El sábado, el día después del funeral, hacia las cinco de la tarde, Jay Wiederman me llamó por teléfono. Así, de buenas a primeras, de forma totalmente inesperada teniendo en cuenta que no nos habíamos cruzado más de cinco palabras en todo el año. Me dijo que se había dado cuenta de que no había ido a clase en toda la semana y se ofreció a venir a mi casa para traerme todos los apuntes y los deberes que nos habían puesto los días que había faltado. A pesar de que vivimos a sólo tres manzanas de distancia, yo nunca había estado en su casa ni él en la mía, y la sola idea de que ahora fuese a venir a mi casa se me hacía muy rara.
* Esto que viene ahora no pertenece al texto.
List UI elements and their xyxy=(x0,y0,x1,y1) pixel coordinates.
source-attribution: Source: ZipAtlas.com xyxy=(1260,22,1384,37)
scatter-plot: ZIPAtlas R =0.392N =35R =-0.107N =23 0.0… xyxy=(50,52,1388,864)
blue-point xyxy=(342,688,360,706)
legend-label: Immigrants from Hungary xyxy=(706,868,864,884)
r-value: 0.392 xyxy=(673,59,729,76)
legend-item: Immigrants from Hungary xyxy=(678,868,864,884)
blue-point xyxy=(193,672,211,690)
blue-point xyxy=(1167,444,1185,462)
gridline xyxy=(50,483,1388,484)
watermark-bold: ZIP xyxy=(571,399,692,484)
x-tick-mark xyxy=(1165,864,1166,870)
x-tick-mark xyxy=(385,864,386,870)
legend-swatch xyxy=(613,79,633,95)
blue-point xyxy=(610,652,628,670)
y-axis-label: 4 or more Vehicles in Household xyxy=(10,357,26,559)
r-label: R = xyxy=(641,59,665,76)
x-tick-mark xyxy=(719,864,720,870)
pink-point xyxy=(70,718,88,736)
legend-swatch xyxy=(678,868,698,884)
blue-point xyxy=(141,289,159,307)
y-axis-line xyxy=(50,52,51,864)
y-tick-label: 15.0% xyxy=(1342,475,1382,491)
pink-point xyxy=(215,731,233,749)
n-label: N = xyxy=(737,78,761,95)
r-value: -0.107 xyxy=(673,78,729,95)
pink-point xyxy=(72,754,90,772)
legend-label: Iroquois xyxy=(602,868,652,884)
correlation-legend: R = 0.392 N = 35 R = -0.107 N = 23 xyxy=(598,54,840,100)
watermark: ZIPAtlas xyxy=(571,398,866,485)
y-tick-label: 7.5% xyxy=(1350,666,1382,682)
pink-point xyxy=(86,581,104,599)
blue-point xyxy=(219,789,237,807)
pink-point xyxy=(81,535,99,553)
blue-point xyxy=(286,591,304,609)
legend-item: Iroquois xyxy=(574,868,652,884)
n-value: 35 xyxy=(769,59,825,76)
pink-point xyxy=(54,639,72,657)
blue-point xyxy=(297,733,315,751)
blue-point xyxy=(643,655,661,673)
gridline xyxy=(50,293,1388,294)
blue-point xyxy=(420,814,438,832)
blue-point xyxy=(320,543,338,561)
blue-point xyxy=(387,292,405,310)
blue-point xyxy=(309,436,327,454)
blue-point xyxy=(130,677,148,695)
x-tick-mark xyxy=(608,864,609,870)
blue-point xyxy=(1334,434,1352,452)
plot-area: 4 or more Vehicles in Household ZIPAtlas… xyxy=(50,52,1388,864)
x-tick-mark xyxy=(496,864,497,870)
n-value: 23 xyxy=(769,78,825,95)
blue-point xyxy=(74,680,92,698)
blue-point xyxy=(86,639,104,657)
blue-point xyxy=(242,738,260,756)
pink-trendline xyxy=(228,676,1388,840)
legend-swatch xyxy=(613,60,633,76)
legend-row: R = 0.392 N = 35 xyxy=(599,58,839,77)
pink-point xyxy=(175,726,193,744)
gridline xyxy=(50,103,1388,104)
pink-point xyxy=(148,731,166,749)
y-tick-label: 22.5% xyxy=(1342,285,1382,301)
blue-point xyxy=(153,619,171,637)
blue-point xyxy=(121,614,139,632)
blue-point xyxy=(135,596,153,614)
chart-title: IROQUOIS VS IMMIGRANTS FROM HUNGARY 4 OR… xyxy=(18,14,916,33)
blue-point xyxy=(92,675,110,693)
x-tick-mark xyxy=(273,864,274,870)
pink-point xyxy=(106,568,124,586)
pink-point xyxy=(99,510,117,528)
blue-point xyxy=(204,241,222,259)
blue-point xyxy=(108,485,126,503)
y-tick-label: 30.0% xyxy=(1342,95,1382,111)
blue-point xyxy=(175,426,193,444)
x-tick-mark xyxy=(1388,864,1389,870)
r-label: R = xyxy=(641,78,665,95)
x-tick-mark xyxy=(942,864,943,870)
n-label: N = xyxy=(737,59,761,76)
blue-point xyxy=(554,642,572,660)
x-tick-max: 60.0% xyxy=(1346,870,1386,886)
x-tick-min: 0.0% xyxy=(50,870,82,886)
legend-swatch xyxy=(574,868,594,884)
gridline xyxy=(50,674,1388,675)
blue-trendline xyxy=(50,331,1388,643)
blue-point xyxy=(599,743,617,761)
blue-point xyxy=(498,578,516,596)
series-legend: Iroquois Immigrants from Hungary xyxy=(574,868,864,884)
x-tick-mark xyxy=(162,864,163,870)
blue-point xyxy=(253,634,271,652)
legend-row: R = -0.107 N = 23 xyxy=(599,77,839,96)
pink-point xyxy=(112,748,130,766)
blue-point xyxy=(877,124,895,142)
Entonces deduje que seguramente su visita tenía algo que ver con el hecho de que se hubiese descubierto que su madre era la amante de mi tío Walter y todo eso, y como no soy de esas personas que hace a la gente sentirse incómoda, le dije que vale, que estaría bien que se pasase por casa con los apuntes. Jay tiene de listo al menos todo lo que tiene de raro, pensé, así que sus apuntes tenían que ser al menos tres veces mejores que los de Nikki, y no podía salir tan mal parada invitándolo a mi casa.
      Saqué la basura, lavé los dos platos que había en el fregadero y limpié el polvo de la pantalla de la tele del salón a pesar de que no sabía por qué lo hacía. Me acordé de un cuento que Jay había escrito en la clase de lengua el año anterior y que nuestra profesora le había hecho leer en voz alta. Trataba de un chico del equipo de fútbol con un montón de amigos que se pasaba la vida convencido de que era el favorito de su padre hasta que el viejo estaba a punto de morirse. Sin embargo, en el hospital, el padre sólo podía reunir energía suficiente para prestar atención a la hermana mayor del chico, una chica que no hablaba demasiado, que tenía un novio que se llamaba «John, el Malo» y que se negaba a usar la palabra «amor» porque decía que la palabra no significaba nada para ella. El chico no paraba de limpiarle la boca a su padre con bastoncillos para los oídos y de darle pañuelos de papel, pero el padre seguía concentrado exclusivamente en la hermana mayor, despidiéndose sólo de ella, diciéndole que la echaría de menos. A la profesora le había parecido un cuento magnífico y yo recuerdo haber pensado lo mismo, aunque no lo había dicho en clase.
      –Hola, ¿qué tal? –dije, después de abrirle la puerta a Jay. Los vaqueros que llevaba parecían grandes, rígidos y demasiado azules, y llevaba unas zapatillas de deporte baratas, como si su madre las hubiese comprado en las rebajas.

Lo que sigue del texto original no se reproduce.